Built in 1929 in an art deco style for the Dutch banker and art collector David Van Buuren, this beautiful mansion was turned into a museum in 1973 featuring fine tapestries, blown glass and paintings by modern and classic masters. The most famous are Breughel's The Fall of Icarus and works by Ensor and Van Gogh. Contemporary sculpture exhibitions are organized in the garden. For group visits you must make a reservation.
Art Nouveau was practically born in Brussels. Victor Horta (1861-1947), considered to be Brussels' master of the arts, designed this house and made it his residence until 1919. It was restored in 1991 and is now a museum. Horta is known for his design of buildings using industrial materials such as metal and iron, manipulated to look organic and natural. The city features many similar buildings.
This family brewery is home to Lambic, Faro, Kriek, and Gueuze beers. Since Cantillon's founding in 1900, the brewing process has remained the same; the brewery, similarly, has maintained its original charm and decoration as well. You can experience all the stages of the beer creation process from smelling the original aromas of the ingredients to the bottling of the beers and the eventual tasting.
Housed under the Royal Museums of Fine Arts of Belgium, the Museum of Old Masters, as the name suggests, presents a vast collection of art from the 15th through the 18th century of French and Dutch origin. This museum houses painting from the Flemish Renaissance and Baroque periods, including works by Bosch, Rubens, Van Dyck, and many more. There is a museum shop and a cafe on the premises.
This museum is a fairy tale come true, not just for grown-up boys, but for anyone who ever dreamed of being behind the wheel at the start of a Formula 1 Grand Prix. You'll find modern sports cars as well as vintage antique cars, including Belgian Rolls-Royce of the 1930s and even a limousine owned by John F. Kennedy. More tranquil minds can dream away in the D'Ieteren Hall, that shows a fine collection of carriages and other equestrian items.
This is the house where the great Belgian Surrealist painter René Magritte lived from 1930 to 1954. Transformed today into a wonderful museum, it is now redecorated with authentic furniture and design. Musée René Magritte allows the visitor to understand how this great painter lived and worked and includes detailed information about his personal life. Those who would also like to see his masterpieces can visit the Museum of Modern Art.
This cyclist's association was founded in 1992. It not only offers bikes for hire, but the group has built up a great reputation with their guided city biking tours. There are 11 different circuits ranging from Treasures of the Art Nouveau and Brussels, greenest of cities to Brussels by Night, each generally lasting three to four hours. Tours can be arranged for groups. Information on prices can be obtained from their website. They also give Bikes on rent for all those who wish to explore the place on their own.
This cinema is among the most beloved in Brussels. Specializing in screening classic films, it's truly a gem in the city for movie-lovers. With its five screens, it provides variety without being too big.
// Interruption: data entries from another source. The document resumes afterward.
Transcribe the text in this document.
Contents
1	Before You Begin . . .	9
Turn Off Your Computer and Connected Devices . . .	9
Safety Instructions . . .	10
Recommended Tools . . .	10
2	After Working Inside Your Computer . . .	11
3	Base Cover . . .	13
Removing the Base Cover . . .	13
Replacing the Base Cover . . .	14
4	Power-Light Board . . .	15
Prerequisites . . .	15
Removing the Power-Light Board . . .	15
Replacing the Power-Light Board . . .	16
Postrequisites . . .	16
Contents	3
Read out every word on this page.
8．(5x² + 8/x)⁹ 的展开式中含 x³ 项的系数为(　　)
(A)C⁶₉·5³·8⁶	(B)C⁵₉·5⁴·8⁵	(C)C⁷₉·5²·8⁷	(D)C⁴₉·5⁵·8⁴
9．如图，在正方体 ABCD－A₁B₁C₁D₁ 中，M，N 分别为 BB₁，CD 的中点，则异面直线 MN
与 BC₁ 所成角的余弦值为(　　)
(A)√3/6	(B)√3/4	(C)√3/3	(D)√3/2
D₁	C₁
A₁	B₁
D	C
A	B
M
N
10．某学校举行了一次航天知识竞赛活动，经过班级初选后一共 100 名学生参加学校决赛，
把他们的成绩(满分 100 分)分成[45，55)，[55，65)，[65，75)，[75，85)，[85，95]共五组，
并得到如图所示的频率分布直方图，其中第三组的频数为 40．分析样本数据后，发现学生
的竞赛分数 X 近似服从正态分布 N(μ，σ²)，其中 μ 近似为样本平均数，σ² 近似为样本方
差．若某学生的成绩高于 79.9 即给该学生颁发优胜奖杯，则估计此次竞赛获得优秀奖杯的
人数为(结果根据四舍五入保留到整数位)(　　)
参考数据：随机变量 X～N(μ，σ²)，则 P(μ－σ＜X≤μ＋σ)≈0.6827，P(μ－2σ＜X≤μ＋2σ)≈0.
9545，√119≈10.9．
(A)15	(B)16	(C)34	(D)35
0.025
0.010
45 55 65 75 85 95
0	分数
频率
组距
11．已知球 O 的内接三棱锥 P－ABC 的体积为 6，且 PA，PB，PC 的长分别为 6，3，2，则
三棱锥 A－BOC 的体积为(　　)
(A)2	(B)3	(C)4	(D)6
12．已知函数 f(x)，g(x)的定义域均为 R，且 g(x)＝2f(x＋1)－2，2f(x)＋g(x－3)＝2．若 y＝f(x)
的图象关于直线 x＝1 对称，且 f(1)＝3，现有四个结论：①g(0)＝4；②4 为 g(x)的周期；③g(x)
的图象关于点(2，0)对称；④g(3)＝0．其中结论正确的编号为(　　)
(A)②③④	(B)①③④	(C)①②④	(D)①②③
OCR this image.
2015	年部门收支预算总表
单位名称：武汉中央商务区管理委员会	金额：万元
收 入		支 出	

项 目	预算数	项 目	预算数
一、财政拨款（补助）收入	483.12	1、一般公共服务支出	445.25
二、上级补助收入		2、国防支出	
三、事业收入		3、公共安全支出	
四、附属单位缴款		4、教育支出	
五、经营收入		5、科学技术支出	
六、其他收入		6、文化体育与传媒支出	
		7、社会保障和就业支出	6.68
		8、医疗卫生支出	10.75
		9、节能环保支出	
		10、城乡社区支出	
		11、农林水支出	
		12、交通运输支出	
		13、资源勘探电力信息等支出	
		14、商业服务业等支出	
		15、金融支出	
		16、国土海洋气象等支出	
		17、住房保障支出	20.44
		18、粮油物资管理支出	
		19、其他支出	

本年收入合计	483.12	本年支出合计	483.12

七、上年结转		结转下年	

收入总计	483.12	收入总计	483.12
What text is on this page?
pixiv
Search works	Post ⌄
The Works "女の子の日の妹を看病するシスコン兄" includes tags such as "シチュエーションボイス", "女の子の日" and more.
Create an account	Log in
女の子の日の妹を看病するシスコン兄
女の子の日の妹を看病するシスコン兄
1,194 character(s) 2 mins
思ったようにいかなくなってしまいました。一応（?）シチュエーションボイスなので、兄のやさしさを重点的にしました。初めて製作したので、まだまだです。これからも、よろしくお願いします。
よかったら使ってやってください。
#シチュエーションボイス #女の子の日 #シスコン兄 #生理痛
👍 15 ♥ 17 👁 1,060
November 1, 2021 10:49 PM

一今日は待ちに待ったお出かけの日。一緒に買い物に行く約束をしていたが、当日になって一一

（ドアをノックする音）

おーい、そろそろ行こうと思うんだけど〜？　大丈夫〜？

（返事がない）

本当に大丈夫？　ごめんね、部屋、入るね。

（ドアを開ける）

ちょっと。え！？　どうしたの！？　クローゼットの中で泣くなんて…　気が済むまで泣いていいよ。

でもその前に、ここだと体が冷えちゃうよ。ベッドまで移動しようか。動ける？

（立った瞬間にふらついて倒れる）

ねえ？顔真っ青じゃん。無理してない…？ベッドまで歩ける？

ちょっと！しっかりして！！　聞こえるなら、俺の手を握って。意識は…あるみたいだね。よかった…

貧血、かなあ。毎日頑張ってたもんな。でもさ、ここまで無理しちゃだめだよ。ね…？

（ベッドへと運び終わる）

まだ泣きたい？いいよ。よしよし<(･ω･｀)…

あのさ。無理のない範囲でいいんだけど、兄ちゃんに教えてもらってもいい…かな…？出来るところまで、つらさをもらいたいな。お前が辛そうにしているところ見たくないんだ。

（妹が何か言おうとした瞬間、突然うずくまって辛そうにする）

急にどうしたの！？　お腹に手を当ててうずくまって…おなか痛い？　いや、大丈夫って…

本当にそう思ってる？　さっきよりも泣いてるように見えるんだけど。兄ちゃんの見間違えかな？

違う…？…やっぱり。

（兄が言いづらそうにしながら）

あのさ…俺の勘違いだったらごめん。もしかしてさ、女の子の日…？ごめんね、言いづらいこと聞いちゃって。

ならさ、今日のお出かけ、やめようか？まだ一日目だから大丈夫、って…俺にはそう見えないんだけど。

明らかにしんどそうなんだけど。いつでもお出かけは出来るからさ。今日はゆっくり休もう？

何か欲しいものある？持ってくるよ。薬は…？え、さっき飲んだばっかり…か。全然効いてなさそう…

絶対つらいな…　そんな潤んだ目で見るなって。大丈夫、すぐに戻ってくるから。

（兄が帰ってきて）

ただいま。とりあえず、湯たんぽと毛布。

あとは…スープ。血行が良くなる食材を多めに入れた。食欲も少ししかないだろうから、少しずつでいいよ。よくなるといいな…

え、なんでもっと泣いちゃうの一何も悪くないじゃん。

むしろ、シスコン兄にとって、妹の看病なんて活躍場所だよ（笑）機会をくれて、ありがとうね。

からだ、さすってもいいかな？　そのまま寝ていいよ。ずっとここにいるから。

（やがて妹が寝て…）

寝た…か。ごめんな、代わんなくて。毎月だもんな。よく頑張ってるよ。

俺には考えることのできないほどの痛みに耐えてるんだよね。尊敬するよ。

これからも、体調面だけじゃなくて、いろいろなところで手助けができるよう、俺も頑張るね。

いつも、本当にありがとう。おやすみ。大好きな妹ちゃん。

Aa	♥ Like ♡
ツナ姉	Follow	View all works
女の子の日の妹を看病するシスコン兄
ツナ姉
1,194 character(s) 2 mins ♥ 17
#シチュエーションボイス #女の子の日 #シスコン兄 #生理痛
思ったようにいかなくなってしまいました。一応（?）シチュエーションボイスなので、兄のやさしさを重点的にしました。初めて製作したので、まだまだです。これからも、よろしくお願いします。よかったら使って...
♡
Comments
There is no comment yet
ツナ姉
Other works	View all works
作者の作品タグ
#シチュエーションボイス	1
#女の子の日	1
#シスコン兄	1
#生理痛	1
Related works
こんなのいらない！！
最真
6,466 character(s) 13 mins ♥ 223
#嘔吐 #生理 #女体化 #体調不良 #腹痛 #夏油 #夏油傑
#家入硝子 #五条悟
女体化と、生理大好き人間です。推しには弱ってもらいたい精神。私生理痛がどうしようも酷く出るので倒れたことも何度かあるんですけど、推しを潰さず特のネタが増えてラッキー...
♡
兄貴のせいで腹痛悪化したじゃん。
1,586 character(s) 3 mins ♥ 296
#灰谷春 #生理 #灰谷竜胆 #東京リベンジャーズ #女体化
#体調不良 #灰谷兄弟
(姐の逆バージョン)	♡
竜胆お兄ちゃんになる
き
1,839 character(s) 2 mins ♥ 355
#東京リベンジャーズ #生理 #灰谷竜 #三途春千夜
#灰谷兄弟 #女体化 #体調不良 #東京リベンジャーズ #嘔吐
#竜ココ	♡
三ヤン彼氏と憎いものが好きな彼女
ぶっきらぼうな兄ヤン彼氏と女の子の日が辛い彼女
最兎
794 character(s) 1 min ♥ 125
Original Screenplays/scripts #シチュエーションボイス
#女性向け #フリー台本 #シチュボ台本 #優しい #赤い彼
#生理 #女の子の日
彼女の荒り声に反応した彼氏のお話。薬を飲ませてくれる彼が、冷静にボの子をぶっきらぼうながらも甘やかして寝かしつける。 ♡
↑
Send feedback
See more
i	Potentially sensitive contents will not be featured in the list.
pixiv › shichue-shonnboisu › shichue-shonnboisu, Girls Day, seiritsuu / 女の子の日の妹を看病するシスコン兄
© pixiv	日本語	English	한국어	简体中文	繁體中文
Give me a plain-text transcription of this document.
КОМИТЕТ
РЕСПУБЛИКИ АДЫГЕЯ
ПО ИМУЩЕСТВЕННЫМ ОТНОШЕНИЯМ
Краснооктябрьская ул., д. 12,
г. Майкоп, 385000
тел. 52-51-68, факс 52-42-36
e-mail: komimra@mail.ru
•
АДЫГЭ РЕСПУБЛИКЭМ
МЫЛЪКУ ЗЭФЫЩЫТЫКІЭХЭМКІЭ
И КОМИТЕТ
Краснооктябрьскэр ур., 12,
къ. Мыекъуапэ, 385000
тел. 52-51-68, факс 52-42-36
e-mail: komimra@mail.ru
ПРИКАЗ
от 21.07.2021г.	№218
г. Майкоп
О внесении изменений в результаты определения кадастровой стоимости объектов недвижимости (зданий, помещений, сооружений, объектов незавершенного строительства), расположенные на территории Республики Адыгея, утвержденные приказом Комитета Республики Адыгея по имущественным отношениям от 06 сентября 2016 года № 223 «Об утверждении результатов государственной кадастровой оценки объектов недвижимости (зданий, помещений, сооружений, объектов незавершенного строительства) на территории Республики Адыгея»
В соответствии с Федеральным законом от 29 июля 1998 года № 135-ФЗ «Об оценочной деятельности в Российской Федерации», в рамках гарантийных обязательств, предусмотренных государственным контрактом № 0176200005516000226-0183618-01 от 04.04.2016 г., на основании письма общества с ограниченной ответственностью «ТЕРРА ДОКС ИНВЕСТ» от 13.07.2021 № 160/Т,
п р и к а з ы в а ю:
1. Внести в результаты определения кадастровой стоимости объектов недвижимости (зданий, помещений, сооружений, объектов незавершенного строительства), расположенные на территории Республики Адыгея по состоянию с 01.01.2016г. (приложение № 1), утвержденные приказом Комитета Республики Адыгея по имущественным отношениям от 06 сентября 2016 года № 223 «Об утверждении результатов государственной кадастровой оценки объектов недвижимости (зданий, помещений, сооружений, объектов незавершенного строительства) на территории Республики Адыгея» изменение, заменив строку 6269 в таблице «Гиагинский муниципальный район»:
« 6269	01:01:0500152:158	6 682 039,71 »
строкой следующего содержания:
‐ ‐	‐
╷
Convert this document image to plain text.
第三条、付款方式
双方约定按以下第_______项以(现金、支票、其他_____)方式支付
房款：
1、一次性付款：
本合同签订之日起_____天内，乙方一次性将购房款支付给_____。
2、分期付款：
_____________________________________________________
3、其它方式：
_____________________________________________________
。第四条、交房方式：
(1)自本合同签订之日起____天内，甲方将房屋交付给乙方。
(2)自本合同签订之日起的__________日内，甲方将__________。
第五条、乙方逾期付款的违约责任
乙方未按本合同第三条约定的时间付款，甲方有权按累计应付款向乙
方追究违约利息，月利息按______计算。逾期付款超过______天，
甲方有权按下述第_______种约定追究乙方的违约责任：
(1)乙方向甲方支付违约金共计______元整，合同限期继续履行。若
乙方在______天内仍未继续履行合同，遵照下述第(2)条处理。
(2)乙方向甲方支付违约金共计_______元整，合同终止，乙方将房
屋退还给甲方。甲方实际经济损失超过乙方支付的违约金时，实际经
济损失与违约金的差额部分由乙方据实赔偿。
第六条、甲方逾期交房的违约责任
It is one of the venues that hosts the Brussels Festival of Short Films in April and May.
From dinosaur fossils to live tarantulas to rare gems, the Royal Belgian Institute of Natural Sciences Museum explores the natural wonders of our fascinating planet. The permanent galleries are unique and interesting, including a Gallery of Evolution, Insects Hall, and Minerals Hall. In addition to the permanent displays, the museum features several temporary exhibitions throughout the year, including interactive exhibits. This museum also serves as a research facility.
BELvue Museum is in the House of Bellevue, which used to be an 18th-century hotel for wealthy travelers. Situated next to the Royal Palace, this grand building displays a rich collection of memorabilia collected from the Belgian Royal Dynasty. Located throughout two floors, its rooms are still in the original styles of Louis XV, Empire and Napoléon III, with furniture dating from the 18th century. Recently the courtyard was transformed into a delightful winter garden. Audio-visual tours can be organized for groups.
The five-floor Magritte Museum pays homage to world-renowned surrealist artist René Magritte. A trip through the museum provides deep insight into the Belgian artist's life. Along with 200 of his most famous paintings and sculptures, on display are Magritte's quirky creations such as vintage photographs, musical scores and surrealist film productions. During his brief stint in advertising, he designed a number of posters, which later fed into his artistic works. These are also displayed along with films that inspired him. The museum is part of the Royal Museums of Fine Arts of Belgium and houses a center for conducting research on Magritte's life and works.